The days ahead aren't going to be easy. Put your heads together to come up with a "plan of attack" — because that's exactly what you'll need to handle the pressures that can undermine a marriage in these tough circumstances.
Marriage and Family Survival Plan

First, practice an attitude that treats unemployment as a temporary — and manageable — situation. The repeated rejection that goes with a job search is hard, but the odds are that a new job will eventually surface if you both remain focused and deliberate in your quest. Keep a healthy perspective. Be open to what God might be trying to teach you both through this experience.

If you still have children at home, be open and honest with them about your situation. Communicate realistically, but optimistically, about the future. (It's not the end of the world!) Plan regular times together as a family to discuss feelings, finances, priorities and how everyone can pitch in to ease stress at home. Explain that everyone will have to sacrifice (temporary cuts in allowances, cutting back on clothes shopping, etc.) for awhile until Dad finds a new job. Remind children that you're in this together — and together you'll come through this, better and stronger for the adversity you've experienced, and perhaps with newfound compassion for others in similar circumstances.

Insist on at least one night a week when you can schedule time alone or with your own friends. Help your husband understand that the time you spend on yourself will help you be a better spouse when you're together — because it will. Even in the best of times it's good to cultivate your own hobbies and interests.

Remind yourself and your spouse to take this one day at a time. Help your husband avoid catastrophic thinking (I'll never find work!). Be positive in your attitudes and pray together every day for God's provision — for your physical, emotional and material needs, and for your relationship. And keep talking! Deliberate communication mitigates the effects of depression and helps boost bruised self-esteem.

Accept that you'll have good days and bad days. On the good days, discuss what makes them good and brainstorm ways to keep up positive energy (going to bed at a reasonable hour, rising together, morning exercise, prayer time, etc.). Maintain a routine as much as possible. Be mutually accountable, setting a daily agenda for both of you: job interviews, personal appointments, chores around the house, etc.

Unemployment can make people want to withdraw — but avoid becoming socially isolated. Continue to attend church and keep up social commitments during the week. Share what you're going through with friends. You need support now more than ever — and contrary to what you might think, friends will be honored by your desire to confide in them.

Plan activities together that will help you let off steam. Many big-city zoos and museums have occasional "free" days. Get outside in the fresh air, take a bike ride, have a picnic. Plan a time where you agree to put aside job worries and focus only on having fun.
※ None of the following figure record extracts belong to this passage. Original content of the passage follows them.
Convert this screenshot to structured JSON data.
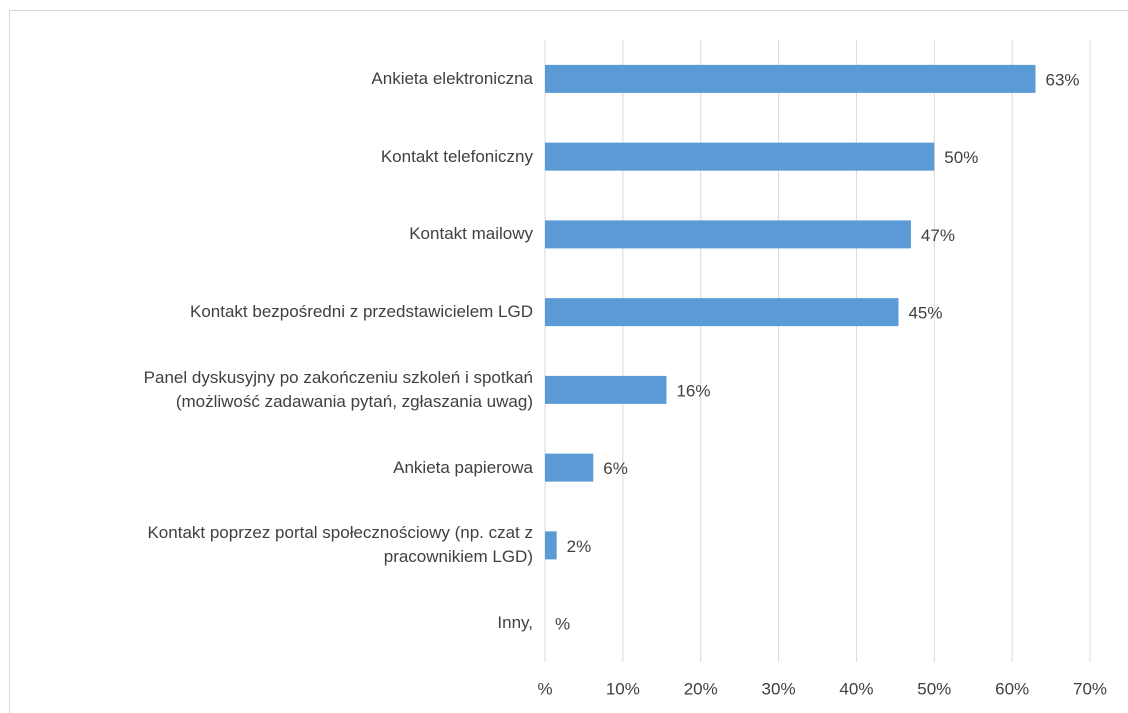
{
  "chart_data": {
    "type": "barh",
    "categories": [
      "Ankieta elektroniczna",
      "Kontakt telefoniczny",
      "Kontakt mailowy",
      "Kontakt bezpośredni z przedstawicielem LGD",
      "Panel dyskusyjny po zakończeniu szkoleń i spotkań\n(możliwość zadawania pytań, zgłaszania uwag)",
      "Ankieta papierowa",
      "Kontakt poprzez portal społecznościowy (np. czat z\npracownikiem LGD)",
      "Inny,"
    ],
    "values": [
      63,
      50,
      47,
      45.4,
      15.6,
      6.2,
      1.5,
      0
    ],
    "value_labels": [
      "63%",
      "50%",
      "47%",
      "45%",
      "16%",
      "6%",
      "2%",
      "%"
    ],
    "color": "#5b9bd5",
    "xlim": [
      0,
      70
    ],
    "xticks": [
      {
        "value": 0,
        "label": "%"
      },
      {
        "value": 10,
        "label": "10%"
      },
      {
        "value": 20,
        "label": "20%"
      },
      {
        "value": 30,
        "label": "30%"
      },
      {
        "value": 40,
        "label": "40%"
      },
      {
        "value": 50,
        "label": "50%"
      },
      {
        "value": 60,
        "label": "60%"
      },
      {
        "value": 70,
        "label": "70%"
      }
    ],
    "grid": true
  }
}
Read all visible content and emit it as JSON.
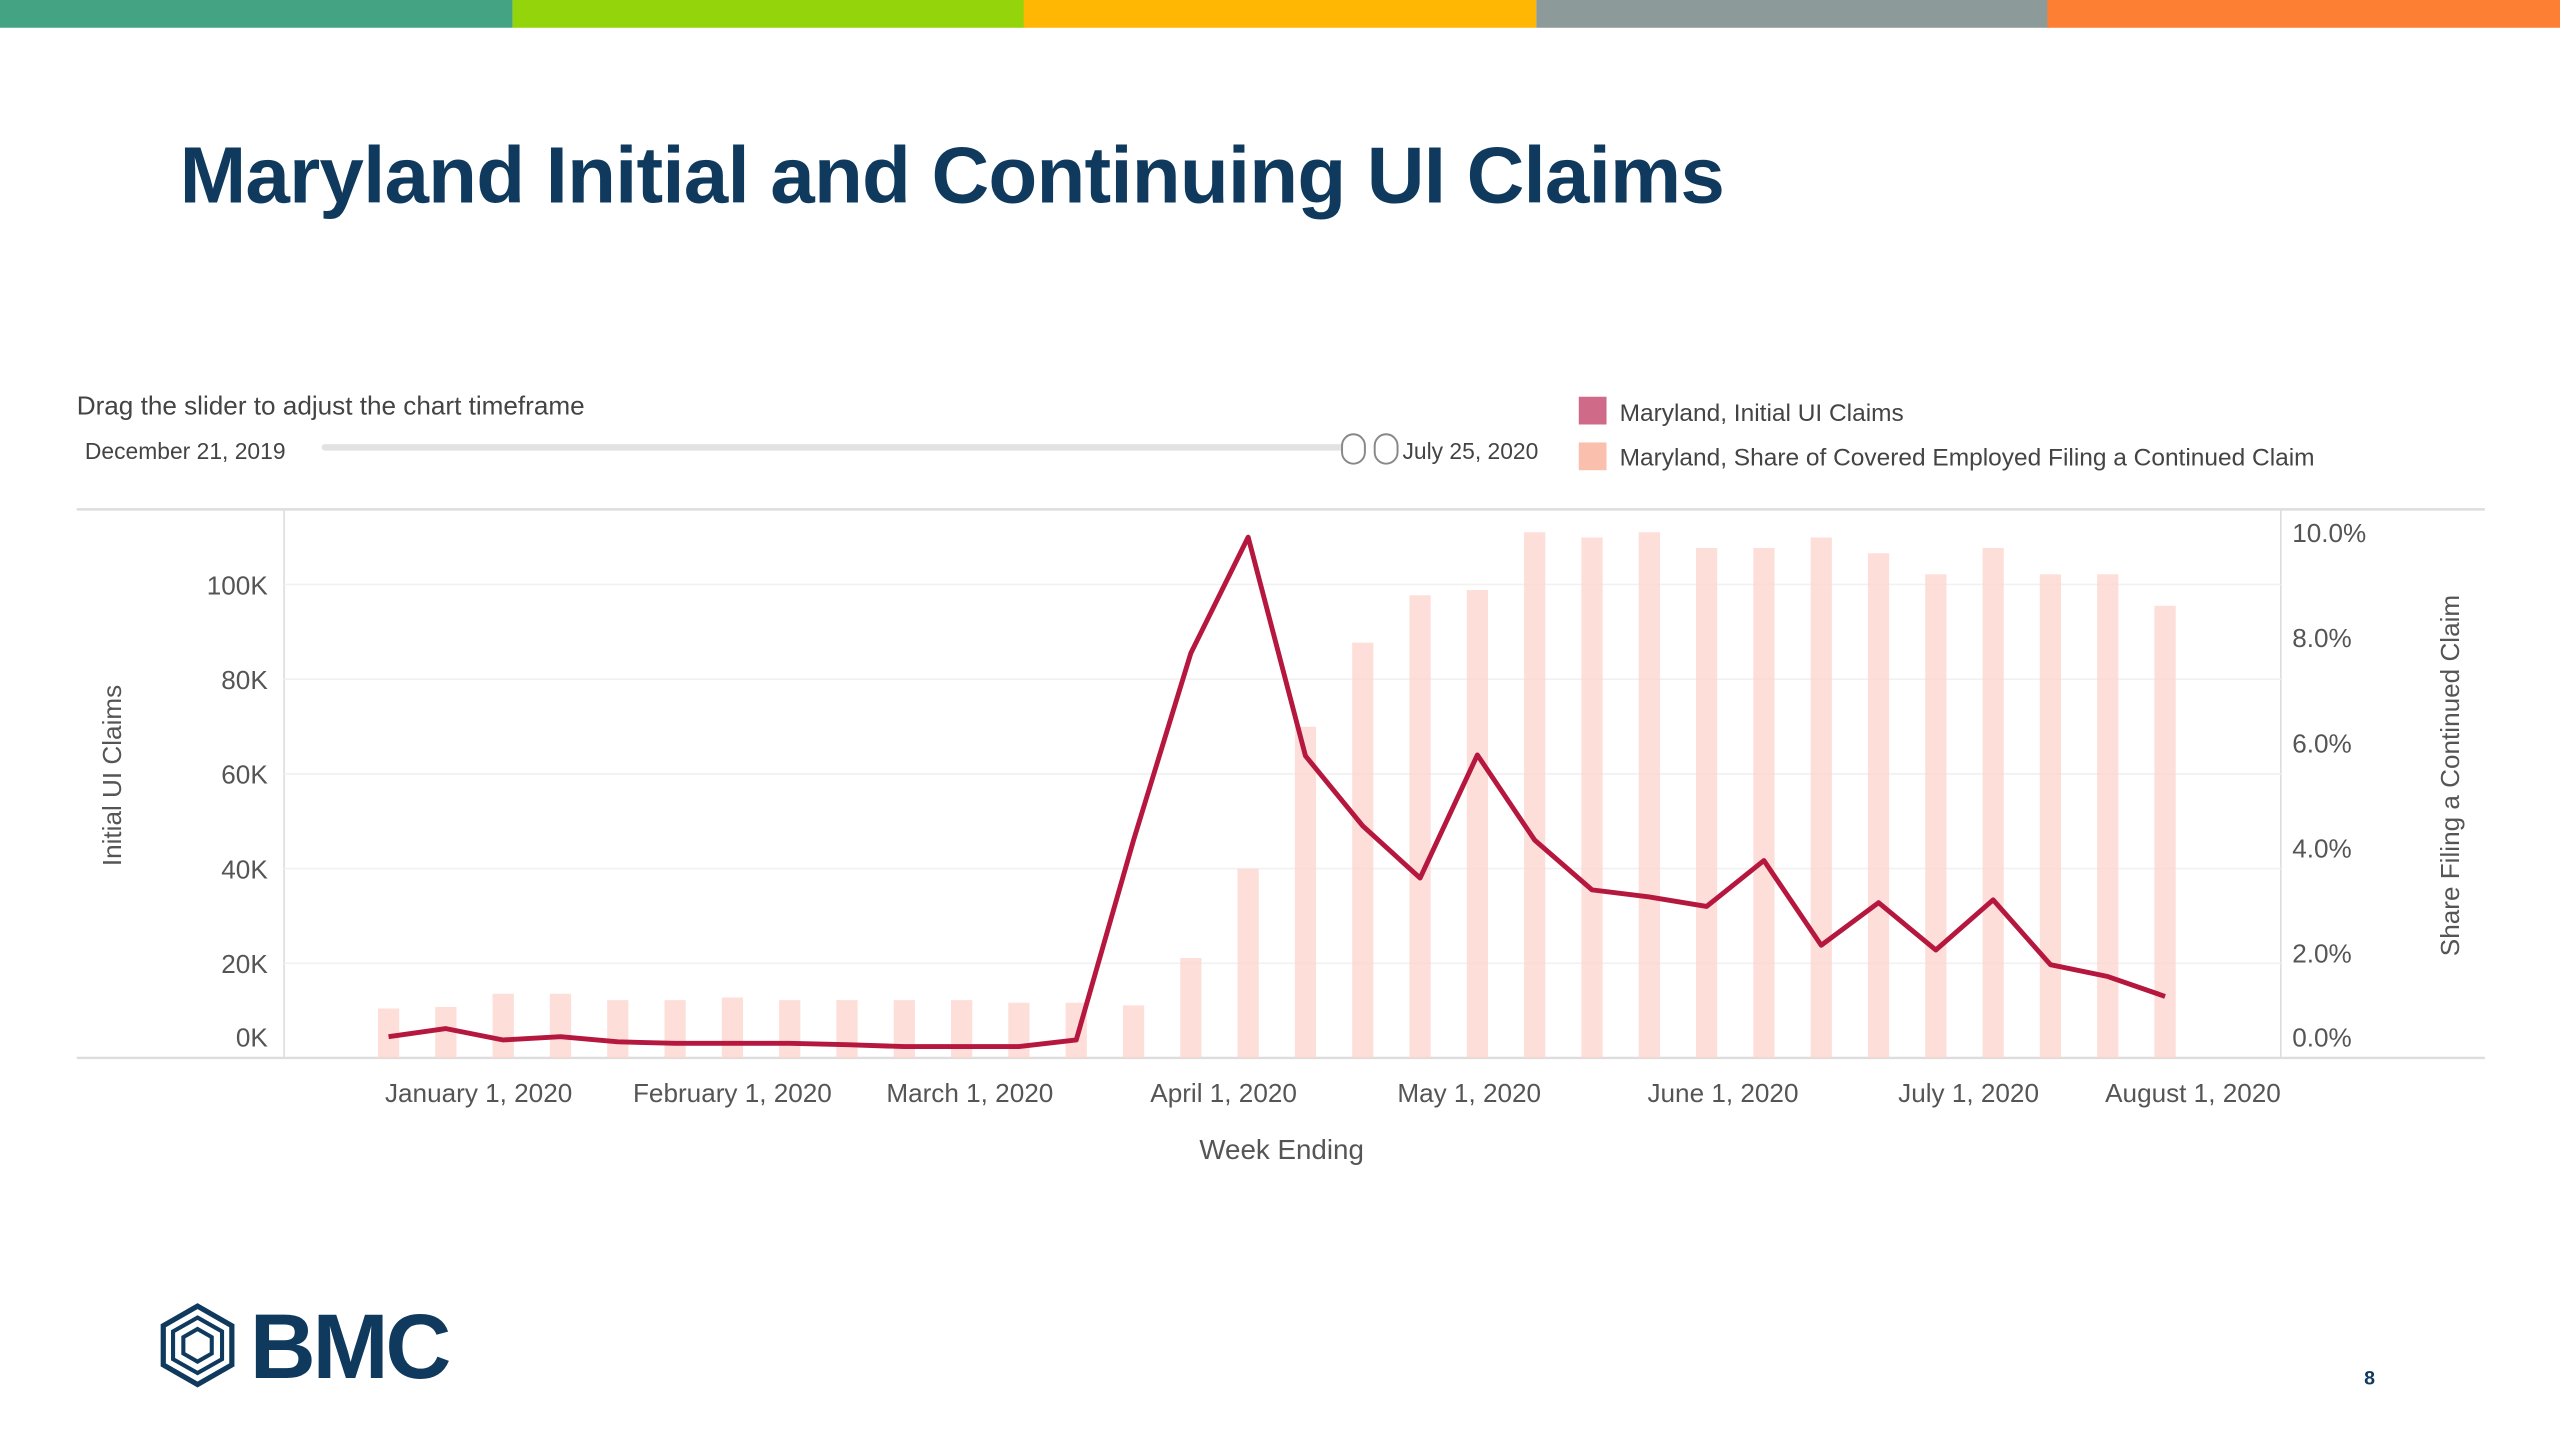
{
  "colors": {
    "stripes": [
      "#44a383",
      "#93d40a",
      "#ffb703",
      "#8c9a99",
      "#fd7f33"
    ],
    "brand": "#0f3a5d",
    "line": "#b5173e",
    "bar": "#fcd6cf",
    "legend_line": "#cf6a88",
    "legend_bar": "#fbbfad"
  },
  "title": "Maryland Initial and Continuing UI Claims",
  "slider": {
    "instruction": "Drag the slider to adjust the chart timeframe",
    "start_label": "December 21, 2019",
    "end_label": "July 25, 2020"
  },
  "logo": {
    "text": "BMC"
  },
  "page_number": "8",
  "chart_data": {
    "type": "bar+line",
    "title": "Maryland Initial and Continuing UI Claims",
    "xlabel": "Week Ending",
    "ylabel": "Initial UI Claims",
    "y2label": "Share Filing a Continued Claim",
    "legend": [
      "Maryland, Initial UI Claims",
      "Maryland, Share of Covered Employed Filing a Continued Claim"
    ],
    "legend_position": "top-right",
    "first_week": "2019-12-21",
    "x_ticks": [
      {
        "label": "January 1, 2020",
        "days": 11
      },
      {
        "label": "February 1, 2020",
        "days": 42
      },
      {
        "label": "March 1, 2020",
        "days": 71
      },
      {
        "label": "April 1, 2020",
        "days": 102
      },
      {
        "label": "May 1, 2020",
        "days": 132
      },
      {
        "label": "June 1, 2020",
        "days": 163
      },
      {
        "label": "July 1, 2020",
        "days": 193
      },
      {
        "label": "August 1, 2020",
        "days": 224
      }
    ],
    "y_ticks": [
      {
        "label": "0K",
        "v": 0
      },
      {
        "label": "20K",
        "v": 20000
      },
      {
        "label": "40K",
        "v": 40000
      },
      {
        "label": "60K",
        "v": 60000
      },
      {
        "label": "80K",
        "v": 80000
      },
      {
        "label": "100K",
        "v": 100000
      }
    ],
    "y2_ticks": [
      {
        "label": "0.0%",
        "v": 0
      },
      {
        "label": "2.0%",
        "v": 2
      },
      {
        "label": "4.0%",
        "v": 4
      },
      {
        "label": "6.0%",
        "v": 6
      },
      {
        "label": "8.0%",
        "v": 8
      },
      {
        "label": "10.0%",
        "v": 10
      }
    ],
    "ylim": [
      0,
      115000
    ],
    "y2lim": [
      0,
      10.4
    ],
    "series": [
      {
        "name": "Maryland, Initial UI Claims",
        "type": "line",
        "axis": "left",
        "values": [
          4500,
          6200,
          3800,
          4500,
          3400,
          3100,
          3100,
          3100,
          2800,
          2400,
          2400,
          2400,
          3800,
          46000,
          85500,
          110000,
          63800,
          49000,
          38000,
          64000,
          46000,
          35500,
          34000,
          32000,
          41700,
          23800,
          32800,
          22800,
          33400,
          19700,
          17200,
          13000
        ]
      },
      {
        "name": "Maryland, Share of Covered Employed Filing a Continued Claim",
        "type": "bar",
        "axis": "right",
        "values": [
          0.94,
          0.97,
          1.22,
          1.22,
          1.1,
          1.1,
          1.15,
          1.1,
          1.1,
          1.1,
          1.1,
          1.05,
          1.05,
          1.0,
          1.9,
          3.6,
          6.3,
          7.9,
          8.8,
          8.9,
          10.0,
          9.9,
          10.0,
          9.7,
          9.7,
          9.9,
          9.6,
          9.2,
          9.7,
          9.2,
          9.2,
          8.6
        ]
      }
    ]
  }
}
Your spouse is facing a tough time, but you are, too. Pray to God for the energy, compassion, patience and insight to get you through this challenging season. And remember: like all the seasons that make up a life, this too shall pass!

Read more here: Coping When Your Spouse is Unemployed


----------



## meson

Nice post and timely for me since I might be laid off soon. However I would recommend moving this thread to the finance forum to address the right audience.


----------



## Administrator

meson said:


> Nice post and timely for me since I might be laid off soon. However I would recommend moving this thread to the finance forum to address the right audience.


Heya,

We are posting some articles here feed the forum home page and will keep updating them as time goes on. More features or highlights.

Thanks,
Jeff


----------



## skumar

very valuable inputs, joblessness is temporary problem, however it can be hard to deal with. Patience and understanding among couples can overcome such problems easily.On the other hand it is a great opportunity for couples to spend some quality time time together away from their mundane jobs.


----------



## jb02157

I remember what low blows my wife threw at me when I was layed off. I made it be a regular 8 hour a day conquest to get another job even though I knew it would make no difference to her. She kept calling me a bum even after I found an even better job a couple months later. I can't think of a worse way to hurt an unemployed male. I still haven't gotten over that and it still hurts. Makes me wonder why I was so dedicated to getting back to work. Our marriage has always been bad and it's even worse as a result of this.


----------